Plus it has some very politically divisive messages, including a Protect Trans Kids message. But the conversation and controversy has died down after the film was a huge box office success and didn't fit that go woke go broke narrative.
Randomhero wrote:It still has yet to be released in a lot of countries but sure… let’s draw conclusions already.
Randomhero wrote:It still has yet to be released in a lot of countries but sure… let’s draw conclusions already.
o.supreme wrote:I don't think Transformers is performing badly so much as being lost in the glut of mediocre summer films ( except Spider Verse which is shining). Which unfortunately has the same result.
In years past, even in a crowded summer, every film would usually have 2 weeks to dominate before the next big one came along. Flash and Elemental are not great films, but they both arrived in a week and stole much of RotB box office take. Fortunately it is still doing well internationally,but it could be seen as a financial failure due to budget despite good word of mouth.
william-james88 wrote:I don't think Brokebot would like anything based on the Lost Light since a big part of it deals with same gender relationships along with gender identity (in the last bit) and from what they've written, they could interpret that as pushing a message.

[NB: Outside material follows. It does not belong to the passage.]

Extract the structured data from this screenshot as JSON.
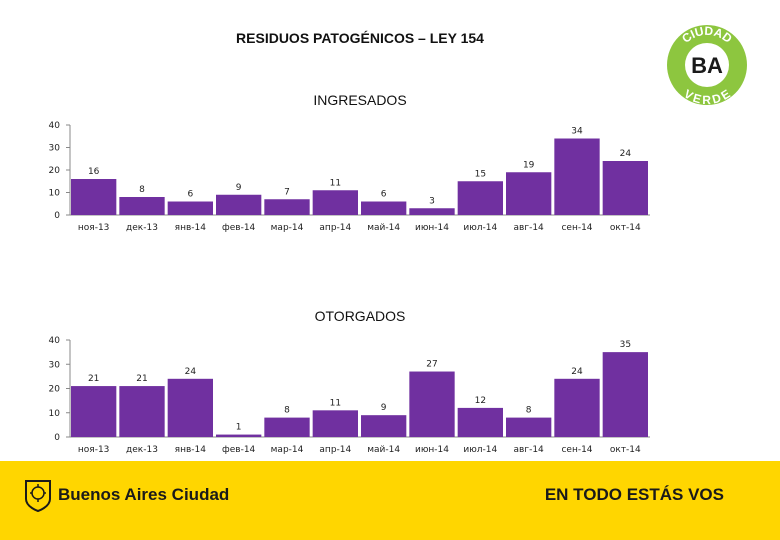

cloudballoon wrote:How much control does Paramount have to booking Premiere weekend that doesn't bumping into another Blockbuster/Tentpole movie nowadays, especially during the summer/holiday season? Seems like we get a Big Franchise(tm) movieor two every month anyway, shared between Marvels/DC/Jurassic Park/Fast/John Wick/Cruise/Disney-Pixar/Dreamworks/Etc. and the like. There's always stiff competition between either big movies or against reduces movie-going crowd during the slow months.
What's so hard to grasp the concept of making a good movie first?
I think Caple Jr. made a fine TF movie in ROTB. But it suffered from name recognition (vs. Bay) and also general non-TF diehard audience fatigue, it's also not helped by the "professional critics" either. These are not the movie's quality or director's fault, but one thing it could've done is get some Star Power for its leads. Ramos & Fishback are too unknown... not faulting them personally, I don't care and I actually think they're fine, charming even, but I do honestly think it's a factor for the general audience.
Personally, I don't think I care if a TF movie cut the CGI production budget by half if the plot & acting (human AND voice actors for the bots) are great. Bumblebee was a Great TF live-aciton movie (at least #2 for me, if not #1 because of my nostalgia for '07) and doesn't cost as much as ROTB. IIRC, Bay was boasting about OP having 10 thousand moving parts in its CGI.... which I immediately thought was stupid (and a f'ing headache for Hasbro), we don't need that kind of waste. BBM & ROTB used the CGI budget much smarter I think.
william-james88 wrote:Yes, BBM and ROTB did use the CGI more wisely (BBM especially). One thing though, as mentionned by Caple, the CGI costs the same regardless of what the robot is doing. Cutting the CGI budget in half means you cut out the robots by half, so you end up with them as props like in the Bay films, and have the humans take up the screen time.